In life, it’s definitely my grandmother and my mother. In theatre, I would say my success today is directly attributable to the regional theatre movement. When I was artistic director of the Alliance, I was one of the youngest artistic directors of a major theatre, and the Alliance agreed to let me go away once a year—to Milwaukee Repertory Theater, Oregon Shakespeare Festival, Arena Stage, the Huntington Theatre Company, the Goodman Theatre. So by the time I left the Alliance, I had worked at all of the major regional theatres. I also met board members and audiences from all over the country. In Oregon, I saw a guy with a sign that said, “Need two for Othello.” I’ll never forget that—a guy scalping tickets for Shakespeare! That’s how important our theatre is.
If you could change one thing about the American theatre, what would it be?

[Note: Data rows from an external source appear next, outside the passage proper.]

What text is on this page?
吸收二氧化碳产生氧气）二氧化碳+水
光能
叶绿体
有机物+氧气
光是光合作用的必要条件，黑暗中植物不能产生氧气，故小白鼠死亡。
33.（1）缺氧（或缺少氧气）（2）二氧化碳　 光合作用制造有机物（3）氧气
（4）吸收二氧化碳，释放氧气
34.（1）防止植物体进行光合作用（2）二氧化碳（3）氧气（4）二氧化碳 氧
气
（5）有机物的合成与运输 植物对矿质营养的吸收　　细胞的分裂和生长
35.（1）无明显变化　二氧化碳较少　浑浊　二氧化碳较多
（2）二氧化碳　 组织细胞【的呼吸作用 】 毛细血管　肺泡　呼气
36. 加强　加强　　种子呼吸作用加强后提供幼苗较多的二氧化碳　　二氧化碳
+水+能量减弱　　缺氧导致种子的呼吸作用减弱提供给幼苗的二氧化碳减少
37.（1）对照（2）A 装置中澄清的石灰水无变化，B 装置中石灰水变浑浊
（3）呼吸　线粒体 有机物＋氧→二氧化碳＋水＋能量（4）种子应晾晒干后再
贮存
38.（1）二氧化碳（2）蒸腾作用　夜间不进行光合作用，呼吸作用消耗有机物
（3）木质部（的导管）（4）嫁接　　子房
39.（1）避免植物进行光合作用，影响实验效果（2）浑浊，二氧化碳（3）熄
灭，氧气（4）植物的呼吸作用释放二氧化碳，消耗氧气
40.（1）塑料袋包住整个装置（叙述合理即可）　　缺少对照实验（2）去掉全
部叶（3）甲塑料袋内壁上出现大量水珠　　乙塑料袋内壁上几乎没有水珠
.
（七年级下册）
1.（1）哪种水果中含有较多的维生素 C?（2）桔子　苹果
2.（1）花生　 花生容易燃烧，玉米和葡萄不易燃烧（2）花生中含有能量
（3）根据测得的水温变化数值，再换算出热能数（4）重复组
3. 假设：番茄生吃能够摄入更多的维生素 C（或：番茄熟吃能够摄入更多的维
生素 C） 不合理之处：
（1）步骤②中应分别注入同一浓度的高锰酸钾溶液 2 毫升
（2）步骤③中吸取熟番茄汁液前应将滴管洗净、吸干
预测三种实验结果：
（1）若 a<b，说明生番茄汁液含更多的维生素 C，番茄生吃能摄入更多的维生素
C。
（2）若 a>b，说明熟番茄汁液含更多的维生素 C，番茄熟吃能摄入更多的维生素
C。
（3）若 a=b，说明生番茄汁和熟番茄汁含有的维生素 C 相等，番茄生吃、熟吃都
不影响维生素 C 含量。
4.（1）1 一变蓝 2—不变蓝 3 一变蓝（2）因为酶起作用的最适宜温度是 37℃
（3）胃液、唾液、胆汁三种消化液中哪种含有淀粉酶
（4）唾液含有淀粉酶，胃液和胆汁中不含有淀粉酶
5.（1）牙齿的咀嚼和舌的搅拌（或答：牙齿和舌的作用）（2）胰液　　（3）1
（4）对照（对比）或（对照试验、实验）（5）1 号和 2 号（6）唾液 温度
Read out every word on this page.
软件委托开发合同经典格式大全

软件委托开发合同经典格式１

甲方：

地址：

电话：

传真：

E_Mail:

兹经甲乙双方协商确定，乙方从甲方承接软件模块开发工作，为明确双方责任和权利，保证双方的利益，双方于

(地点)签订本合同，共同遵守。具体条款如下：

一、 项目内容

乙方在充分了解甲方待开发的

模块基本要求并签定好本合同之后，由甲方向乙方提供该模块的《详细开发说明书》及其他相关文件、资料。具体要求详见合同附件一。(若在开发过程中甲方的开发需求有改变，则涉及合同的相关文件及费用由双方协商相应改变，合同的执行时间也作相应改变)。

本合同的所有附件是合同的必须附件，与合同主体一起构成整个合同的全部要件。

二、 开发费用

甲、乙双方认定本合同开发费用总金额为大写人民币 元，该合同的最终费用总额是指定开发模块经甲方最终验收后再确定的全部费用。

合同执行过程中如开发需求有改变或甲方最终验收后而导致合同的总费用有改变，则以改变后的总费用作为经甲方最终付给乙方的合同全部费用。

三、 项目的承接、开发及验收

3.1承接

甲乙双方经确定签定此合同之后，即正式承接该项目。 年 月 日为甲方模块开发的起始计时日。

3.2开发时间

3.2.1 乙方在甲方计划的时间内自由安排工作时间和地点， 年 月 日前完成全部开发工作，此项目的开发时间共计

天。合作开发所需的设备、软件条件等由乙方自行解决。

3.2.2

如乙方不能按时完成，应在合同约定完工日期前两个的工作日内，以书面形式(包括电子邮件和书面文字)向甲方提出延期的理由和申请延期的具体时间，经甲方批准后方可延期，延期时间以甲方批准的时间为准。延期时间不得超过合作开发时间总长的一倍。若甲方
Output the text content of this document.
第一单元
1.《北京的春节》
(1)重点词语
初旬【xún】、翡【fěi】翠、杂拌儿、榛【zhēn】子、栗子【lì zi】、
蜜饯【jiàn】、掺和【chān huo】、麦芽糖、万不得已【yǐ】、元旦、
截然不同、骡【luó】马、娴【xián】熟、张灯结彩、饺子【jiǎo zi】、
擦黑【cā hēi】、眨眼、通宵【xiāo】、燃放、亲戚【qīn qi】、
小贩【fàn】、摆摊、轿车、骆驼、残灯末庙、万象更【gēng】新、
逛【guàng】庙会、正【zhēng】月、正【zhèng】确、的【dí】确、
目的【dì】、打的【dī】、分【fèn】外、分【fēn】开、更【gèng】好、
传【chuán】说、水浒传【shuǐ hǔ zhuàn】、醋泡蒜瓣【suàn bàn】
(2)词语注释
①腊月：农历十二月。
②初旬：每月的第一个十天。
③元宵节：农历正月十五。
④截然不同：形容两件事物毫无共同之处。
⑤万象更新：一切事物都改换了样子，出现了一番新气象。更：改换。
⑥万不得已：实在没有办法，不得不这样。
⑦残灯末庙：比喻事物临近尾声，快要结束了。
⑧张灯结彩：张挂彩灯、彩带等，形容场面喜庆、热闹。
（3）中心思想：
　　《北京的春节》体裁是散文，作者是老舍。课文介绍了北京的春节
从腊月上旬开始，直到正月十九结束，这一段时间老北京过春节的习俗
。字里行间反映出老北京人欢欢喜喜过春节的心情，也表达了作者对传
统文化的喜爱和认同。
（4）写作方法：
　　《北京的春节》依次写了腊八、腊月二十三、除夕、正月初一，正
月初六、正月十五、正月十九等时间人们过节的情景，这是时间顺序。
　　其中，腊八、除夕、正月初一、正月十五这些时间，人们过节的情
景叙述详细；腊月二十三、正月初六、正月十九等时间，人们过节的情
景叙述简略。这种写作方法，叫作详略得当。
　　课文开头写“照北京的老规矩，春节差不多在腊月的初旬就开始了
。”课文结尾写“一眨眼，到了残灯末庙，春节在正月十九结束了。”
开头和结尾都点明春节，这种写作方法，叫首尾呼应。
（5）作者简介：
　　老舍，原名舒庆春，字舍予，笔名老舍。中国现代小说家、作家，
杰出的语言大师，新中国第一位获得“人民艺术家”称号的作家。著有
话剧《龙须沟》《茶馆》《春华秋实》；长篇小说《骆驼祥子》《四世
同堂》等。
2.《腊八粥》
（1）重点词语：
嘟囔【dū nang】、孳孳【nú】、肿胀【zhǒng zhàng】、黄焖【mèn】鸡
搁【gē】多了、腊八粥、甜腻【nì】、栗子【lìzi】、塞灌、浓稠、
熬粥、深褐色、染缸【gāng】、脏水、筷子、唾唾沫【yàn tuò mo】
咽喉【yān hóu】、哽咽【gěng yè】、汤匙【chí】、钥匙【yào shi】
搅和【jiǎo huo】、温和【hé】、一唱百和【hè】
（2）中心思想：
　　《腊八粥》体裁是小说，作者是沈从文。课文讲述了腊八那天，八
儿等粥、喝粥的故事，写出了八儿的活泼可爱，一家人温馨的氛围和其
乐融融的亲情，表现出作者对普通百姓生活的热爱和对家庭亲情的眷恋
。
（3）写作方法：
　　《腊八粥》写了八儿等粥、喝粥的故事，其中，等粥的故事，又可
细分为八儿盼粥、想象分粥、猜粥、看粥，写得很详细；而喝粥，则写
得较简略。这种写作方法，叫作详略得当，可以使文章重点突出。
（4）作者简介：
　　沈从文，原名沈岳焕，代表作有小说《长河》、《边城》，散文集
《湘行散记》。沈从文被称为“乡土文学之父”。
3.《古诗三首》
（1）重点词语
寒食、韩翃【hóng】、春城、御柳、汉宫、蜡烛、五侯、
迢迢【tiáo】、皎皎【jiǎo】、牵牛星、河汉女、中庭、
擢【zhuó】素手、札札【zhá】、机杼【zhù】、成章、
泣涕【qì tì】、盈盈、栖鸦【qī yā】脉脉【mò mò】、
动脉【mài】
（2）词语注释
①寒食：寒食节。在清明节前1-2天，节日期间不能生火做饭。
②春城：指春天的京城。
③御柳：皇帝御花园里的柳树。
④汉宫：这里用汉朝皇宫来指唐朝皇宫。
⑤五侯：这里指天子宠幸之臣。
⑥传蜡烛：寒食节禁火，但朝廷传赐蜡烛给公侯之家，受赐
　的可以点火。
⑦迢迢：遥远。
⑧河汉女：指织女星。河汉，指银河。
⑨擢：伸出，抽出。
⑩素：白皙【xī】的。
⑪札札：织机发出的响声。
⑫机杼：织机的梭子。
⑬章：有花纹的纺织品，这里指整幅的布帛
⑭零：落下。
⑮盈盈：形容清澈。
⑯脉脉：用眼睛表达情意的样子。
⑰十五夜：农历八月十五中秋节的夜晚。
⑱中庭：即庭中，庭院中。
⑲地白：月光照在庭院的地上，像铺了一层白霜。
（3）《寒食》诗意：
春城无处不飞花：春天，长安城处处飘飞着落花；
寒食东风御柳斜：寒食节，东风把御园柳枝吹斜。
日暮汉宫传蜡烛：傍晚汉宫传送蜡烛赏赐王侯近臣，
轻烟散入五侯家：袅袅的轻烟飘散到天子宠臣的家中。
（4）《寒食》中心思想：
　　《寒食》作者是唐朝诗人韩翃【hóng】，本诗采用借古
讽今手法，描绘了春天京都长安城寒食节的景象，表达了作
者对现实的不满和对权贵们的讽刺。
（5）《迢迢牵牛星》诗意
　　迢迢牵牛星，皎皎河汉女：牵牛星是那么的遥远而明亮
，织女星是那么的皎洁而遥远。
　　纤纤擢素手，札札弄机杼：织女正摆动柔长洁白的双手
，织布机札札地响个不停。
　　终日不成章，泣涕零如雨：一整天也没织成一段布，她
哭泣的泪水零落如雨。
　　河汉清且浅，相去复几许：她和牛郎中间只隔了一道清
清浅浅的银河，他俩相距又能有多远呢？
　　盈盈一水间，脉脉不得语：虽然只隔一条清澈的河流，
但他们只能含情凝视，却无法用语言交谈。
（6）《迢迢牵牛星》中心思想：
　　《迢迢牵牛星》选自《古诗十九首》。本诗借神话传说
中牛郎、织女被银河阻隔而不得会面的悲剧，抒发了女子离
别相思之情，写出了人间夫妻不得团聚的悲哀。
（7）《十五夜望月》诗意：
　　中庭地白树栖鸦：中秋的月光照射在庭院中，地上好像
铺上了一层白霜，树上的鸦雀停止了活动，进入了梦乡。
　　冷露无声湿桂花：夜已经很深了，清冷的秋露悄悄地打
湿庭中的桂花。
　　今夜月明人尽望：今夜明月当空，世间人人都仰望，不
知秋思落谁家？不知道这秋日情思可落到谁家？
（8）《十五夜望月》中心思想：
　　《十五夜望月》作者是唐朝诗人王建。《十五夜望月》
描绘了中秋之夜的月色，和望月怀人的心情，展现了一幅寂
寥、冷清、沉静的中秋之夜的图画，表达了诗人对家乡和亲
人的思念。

The regional theatre movement was begun by people like Zelda Fichandler to get away from the commercialization of the theatre in New York. I think we’ve lost some of that. The regional theatre is supposed to be tied to the community, to tell stories to that community, to give local actors jobs, to express their artistry. A lot of regional theatres now sort of resemble a holding place for the development of commercial property. But if I could change one thing, it would be to go back to the original reason that we had these nonprofit regional theatres.
Are we going to lose you to Hollywood?
I’m a storyteller. I love Broadway, I love regional theatre, I love film, I love television. I want to do it all, but the only thing that I can’t live without is live theatre. Live theatre—it doesn’t get better than that, you know what I mean? You don’t get actors better than that. Audiences that come and sit in the dark to see it live—that moves and builds communities.
What is your guilty pleasure?
I do, every once in a while, enjoy a glass of Woodford Reserve. And anyone who knows me knows that if I’m not in rehearsal or in church, I’m on the golf course.